Today, OMV, the international integrated oil and gas company based in Vienna, has closed the previously announced transaction to sell its 100% owned subsidiary, OMV Tunisia Upstream GmbH, to a subsidiary of Panoro Energy ASA, an Oslo-listed, London-based international independent oil and gas company. The agreed purchase price is USD 65 mn.
OMV Tunisia Upstream GmbH holds 49% interests in the Cercina/Cercina Sud, El Ain/Gremda, El Hajeb/Guebiba and Rhemoura concessions in Tunisia and 50% of the shares in the Thyna Petroleum Services S.A. Operating Company (TPS). Other assets OMV currently holds in Tunisia are unaffected by the transaction.
The remaining stakes in the concessions and in TPS continue to be held by the Tunisian National Oil Company (ETAP).
OMV continues to be committed to Tunisia and the ongoing development of its hydrocarbon resources in south Tunisia, in particular the development of the Nawara Concession, involving gas field infrastructure and a pipeline from a central processing plant in the Concession to Gabes (approx. 300 km to the north).

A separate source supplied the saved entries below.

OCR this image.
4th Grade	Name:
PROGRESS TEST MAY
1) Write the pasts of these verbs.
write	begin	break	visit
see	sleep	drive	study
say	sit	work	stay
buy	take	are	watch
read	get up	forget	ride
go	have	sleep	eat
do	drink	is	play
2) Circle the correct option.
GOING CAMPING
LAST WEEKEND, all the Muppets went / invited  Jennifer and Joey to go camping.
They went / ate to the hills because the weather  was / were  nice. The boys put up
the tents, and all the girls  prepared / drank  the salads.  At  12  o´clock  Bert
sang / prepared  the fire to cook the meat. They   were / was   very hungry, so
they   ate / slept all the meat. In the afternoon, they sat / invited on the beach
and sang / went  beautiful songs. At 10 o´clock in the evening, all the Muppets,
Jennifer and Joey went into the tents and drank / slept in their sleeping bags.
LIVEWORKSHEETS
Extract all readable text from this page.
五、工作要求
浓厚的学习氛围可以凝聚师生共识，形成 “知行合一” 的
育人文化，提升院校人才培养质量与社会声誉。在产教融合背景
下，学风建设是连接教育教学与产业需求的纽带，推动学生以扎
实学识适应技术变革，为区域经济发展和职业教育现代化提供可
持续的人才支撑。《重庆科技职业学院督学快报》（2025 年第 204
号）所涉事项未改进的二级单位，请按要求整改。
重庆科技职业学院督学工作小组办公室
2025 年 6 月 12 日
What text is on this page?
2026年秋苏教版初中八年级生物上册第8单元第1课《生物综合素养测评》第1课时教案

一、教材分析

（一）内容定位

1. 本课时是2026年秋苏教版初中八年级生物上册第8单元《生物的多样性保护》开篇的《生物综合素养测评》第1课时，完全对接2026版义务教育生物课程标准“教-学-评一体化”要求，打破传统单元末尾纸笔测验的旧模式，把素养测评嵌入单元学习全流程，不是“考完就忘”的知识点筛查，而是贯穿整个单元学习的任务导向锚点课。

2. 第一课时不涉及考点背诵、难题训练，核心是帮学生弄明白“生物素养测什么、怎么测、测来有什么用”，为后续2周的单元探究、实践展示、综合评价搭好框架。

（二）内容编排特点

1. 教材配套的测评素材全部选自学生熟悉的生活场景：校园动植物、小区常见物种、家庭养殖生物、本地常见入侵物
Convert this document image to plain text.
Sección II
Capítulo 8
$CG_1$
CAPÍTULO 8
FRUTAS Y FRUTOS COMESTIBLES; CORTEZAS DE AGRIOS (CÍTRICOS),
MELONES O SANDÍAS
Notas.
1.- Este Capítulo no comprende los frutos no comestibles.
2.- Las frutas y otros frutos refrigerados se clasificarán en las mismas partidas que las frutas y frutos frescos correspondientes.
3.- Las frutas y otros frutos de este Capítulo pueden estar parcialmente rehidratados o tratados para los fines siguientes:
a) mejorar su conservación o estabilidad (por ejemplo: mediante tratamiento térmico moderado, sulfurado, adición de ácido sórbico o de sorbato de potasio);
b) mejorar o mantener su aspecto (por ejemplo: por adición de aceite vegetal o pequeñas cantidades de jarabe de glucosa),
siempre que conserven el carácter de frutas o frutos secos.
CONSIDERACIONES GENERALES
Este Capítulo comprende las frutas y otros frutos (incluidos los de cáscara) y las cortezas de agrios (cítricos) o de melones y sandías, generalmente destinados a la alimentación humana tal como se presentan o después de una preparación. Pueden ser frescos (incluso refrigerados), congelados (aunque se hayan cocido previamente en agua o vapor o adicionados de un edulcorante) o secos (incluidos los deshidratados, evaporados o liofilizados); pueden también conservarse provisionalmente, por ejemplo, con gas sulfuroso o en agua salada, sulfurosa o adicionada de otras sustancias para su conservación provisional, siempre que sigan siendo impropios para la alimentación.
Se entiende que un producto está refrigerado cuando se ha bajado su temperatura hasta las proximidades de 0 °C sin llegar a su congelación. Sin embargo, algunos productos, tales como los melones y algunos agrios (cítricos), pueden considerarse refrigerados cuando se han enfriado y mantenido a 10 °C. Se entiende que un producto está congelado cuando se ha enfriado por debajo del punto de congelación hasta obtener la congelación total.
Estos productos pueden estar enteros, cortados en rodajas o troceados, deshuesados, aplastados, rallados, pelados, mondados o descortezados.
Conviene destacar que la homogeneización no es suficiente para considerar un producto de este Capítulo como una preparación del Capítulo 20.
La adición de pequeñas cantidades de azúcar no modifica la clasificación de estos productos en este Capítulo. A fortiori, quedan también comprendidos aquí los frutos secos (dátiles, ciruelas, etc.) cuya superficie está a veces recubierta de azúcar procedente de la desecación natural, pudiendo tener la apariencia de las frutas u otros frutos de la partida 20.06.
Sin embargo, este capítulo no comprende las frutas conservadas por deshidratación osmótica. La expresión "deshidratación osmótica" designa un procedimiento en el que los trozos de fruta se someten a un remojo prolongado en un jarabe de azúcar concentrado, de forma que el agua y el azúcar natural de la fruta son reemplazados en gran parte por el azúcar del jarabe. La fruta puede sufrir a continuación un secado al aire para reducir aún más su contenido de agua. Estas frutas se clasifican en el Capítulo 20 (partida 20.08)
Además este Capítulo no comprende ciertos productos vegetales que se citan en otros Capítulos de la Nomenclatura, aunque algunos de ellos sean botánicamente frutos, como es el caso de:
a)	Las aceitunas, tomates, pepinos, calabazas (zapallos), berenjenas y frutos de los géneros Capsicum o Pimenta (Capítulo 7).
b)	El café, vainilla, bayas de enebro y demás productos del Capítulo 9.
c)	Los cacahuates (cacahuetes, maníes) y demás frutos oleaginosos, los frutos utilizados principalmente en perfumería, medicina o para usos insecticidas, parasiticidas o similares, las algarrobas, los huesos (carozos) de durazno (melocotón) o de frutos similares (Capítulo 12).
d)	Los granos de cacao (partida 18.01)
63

OMV produces and markets oil and gas, innovative energy and high-end petrochemical solutions – in a responsible way. With Group sales of EUR 20 bn and a workforce of around 20,700 employees in 2017, OMV Aktiengesellschaft is one of Austria’s largest listed industrial companies. In Upstream, OMV has a strong base in Romania and Austria and a balanced international portfolio, with the North Sea, the Middle East & Africa and Russia as further core regions. 2017 daily production stood at approximately 348,000 boe/d. In Downstream, OMV operates three refineries with a total annual processing capacity of 17.8 mn tons and more than 2,000 filling stations in ten countries. OMV runs gas storage facilities in Austria and Germany; its subsidiary Gas Connect Austria GmbH operates a gas pipeline network in Austria. In 2017, gas sales volumes amounted to around 113 TWh. Sustainability is an integral part of the corporate strategy. OMV is set to invest EUR 500 mn in innovative energy solutions by 2025.